Compra à vista, consórcio ou financiamento?

Quem procurar comprar um imóvel, deve analisar todas as despesas que envolvem essa operação para evitar dor de cabeça. Hoje, não vale mais só saber se a prestação cabe no orçamento. Vale lembrar que, de imediato, existem gastos extras, que são consideráveis, com taxas cartoriais e bancárias, além de itens como mudança, condomínio e mobília. Muitas famílias não pensam nesses pontos. E é aí que se endividam.
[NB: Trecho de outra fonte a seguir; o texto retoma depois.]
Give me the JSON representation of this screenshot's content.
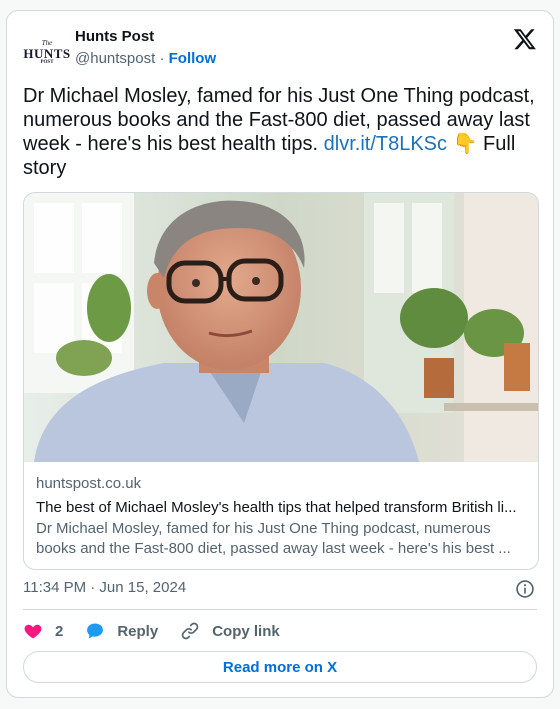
{
  "author": {
    "name": "Hunts Post",
    "handle": "@huntspost",
    "separator": "·",
    "follow_label": "Follow",
    "avatar": {
      "line1": "The",
      "line2": "HUNTS",
      "line3": "POST"
    }
  },
  "tweet": {
    "text_before_link": "Dr Michael Mosley, famed for his Just One Thing podcast, numerous books and the Fast-800 diet, passed away last week - here's his best health tips. ",
    "link_text": "dlvr.it/T8LKSc",
    "emoji": "👇",
    "text_after": " Full story"
  },
  "link_card": {
    "domain": "huntspost.co.uk",
    "title": "The best of Michael Mosley's health tips that helped transform British li...",
    "description": "Dr Michael Mosley, famed for his Just One Thing podcast, numerous books and the Fast-800 diet, passed away last week - here's his best ..."
  },
  "timestamp": "11:34 PM · Jun 15, 2024",
  "actions": {
    "like_count": "2",
    "reply_label": "Reply",
    "copy_label": "Copy link"
  },
  "read_more_label": "Read more on X",
  "colors": {
    "like": "#f91880",
    "reply": "#1d9bf0",
    "link": "#006fd6",
    "muted": "#536471"
  },
  "icons": [
    "x-logo-icon",
    "info-icon",
    "heart-icon",
    "reply-bubble-icon",
    "link-icon"
  ]
}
A afirmação é de Reinaldo Domingos, doutor em educação financeira, presidente da Associação Brasileira de Educadores Financeiros (Abefin) e da DSOP Educação Financeira. Ele ressalta que um bom negócio é comprar à vista, pois não se paga juros e ainda, na maioria das vezes, tem a vantagem de conseguir um bom desconto.

Entretanto, pagar à vista não é a realidade para a maioria dos brasileiros. Como segunda opção, para quem não tem urgência em mudar e tem disponibilidade de uma verba de investimento mensal, a recomendação é o consórcio. Nesse caso, o comprador pagará menos e ainda poderá ser sorteado, ganhando a casa rapidamente, além de poder economizar para dar um lance com economias extras.

Depois dessas opções, vem o financiamento, também uma alternativa interessante. O grande problema é que, ao comprar uma casa financiada, se firmará um compromisso mensal. A dica para poupar é fazer uma estimativa dos gastos totais, avaliar quanto falta para atingir o montante e diagnosticar quanto pode ser poupado por mês para bancar as despesas.

Também é fundamental ter em mente que, com o financiamento, o comprador estará contraindo uma dívida que deverá ser honrada mensalmente. Existem, ainda, os juros, que, somados ao longo do contrato, podem significar o pagamento de duas ou até três casas.

Domingos ressalta que, no caso de quem paga aluguel, o financiamento pode ser uma ótima alternativa, deixando de bancar esse valor sem retorno futuro para pagar a prestação de algo que será seu. “Se a pessoa não pagar aluguel, uma ótima alternativa é guardar o valor da prestação do financiamento em qualquer tipo de investimento conservador. E, assim, em sete ou oito anos, poderá comprar a casa à vista e não pagar juros. É preciso entender que o dinheiro aplicado rende juros, enquanto que, no financiamento, se paga juros”, orienta Domingos.

Para o especialista, um grande problema que se enfrenta na busca pela realização do sonho de uma casa própria são as dívidas sem valor — aquelas contraídas nas compras de produtos e serviços que, muitas vezes, não agregam valor. Essas acabam desequilibrando o orçamento financeiro mensal familiar. E, com isso, perde-se o foco no bem de valor, que é a casa.